FERES JR., João. A história do conceito de Latin America nos Estados Unidos. Bauru: Edusc, 2005, 317 p. Resenha de: BOVO, Cláudia Regina. Anos 90, Porto Alegre, v. 16, n. 29, p. 351-355, jul. 2009.
Nos últimos dois séculos, os debates em torno do significado de ser americano não possibilitaram a edificação de uma definição comum que fosse aceita e partilhada pelas três partes do continente Americano. A partir de uma mesma origem cultural ibérica, as porções centro e sul desenvolveram uma complexa relação de aproximação que, ao cabo, legou-lhes a designação integradora e, às vezes, generalizante de latino-americanos. Enquanto isso, devido a uma maior aproximação com os referenciais do velho mundo, a porção norte construiu sua autodefinição, tolhendo-se de qualquer vinculação identificadora com o centro-sul americano.

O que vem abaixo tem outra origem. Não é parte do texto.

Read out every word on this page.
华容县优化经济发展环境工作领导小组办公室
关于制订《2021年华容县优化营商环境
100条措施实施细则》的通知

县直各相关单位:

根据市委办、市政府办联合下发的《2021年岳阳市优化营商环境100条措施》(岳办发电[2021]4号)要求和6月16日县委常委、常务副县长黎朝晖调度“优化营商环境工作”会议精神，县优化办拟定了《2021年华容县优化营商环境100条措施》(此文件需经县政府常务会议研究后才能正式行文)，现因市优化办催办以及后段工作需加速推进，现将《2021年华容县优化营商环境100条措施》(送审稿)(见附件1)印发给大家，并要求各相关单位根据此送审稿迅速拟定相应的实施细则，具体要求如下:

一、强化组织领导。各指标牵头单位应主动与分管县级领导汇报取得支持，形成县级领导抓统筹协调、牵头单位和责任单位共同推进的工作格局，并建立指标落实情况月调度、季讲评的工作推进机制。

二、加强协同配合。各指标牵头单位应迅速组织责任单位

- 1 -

Diante deste quadro, a obra A história do conceito de Latin America nos Estados Unidos, do cientista político João Feres Jr., traz à cena um exercício laborioso de reflexão sobre a construção histórica do conceito de Latin America. A partir da tentativa de entender os contornos apreciativos e pejorativos que Latin America adquire nos Estados Unidos, o autor dedica-se à pesquisa dos contornos semânticos que o conceito adquiriu tanto entre os textos acadêmicos, quanto no uso da linguagem cotidiana. Feres parte do princípio que a expressão
Latin America empregada pelos norte-americanos foi, e continua sendo, definida como uma imagem antagônica da America do Norte gloriosa.
Neste exercício histórico e também filosófico, Feres Jr. retoma ícones da Teoria do Reconhecimento, como Hegel, Charles Taylor e Axel Honneth, na tentativa de encontrar respaldo entre as ideias de constituição reflexiva da identidade e a negação radical do reconhecimento, promovida pelos norte-americanos, quando se comparam aos americanos do centro-sul. De acordo com as palavras do próprio Feres Jr., sua obra define-se por um “paradigma hegeliano de etnicidade em direção a uma moral negativa, quase kantiana”.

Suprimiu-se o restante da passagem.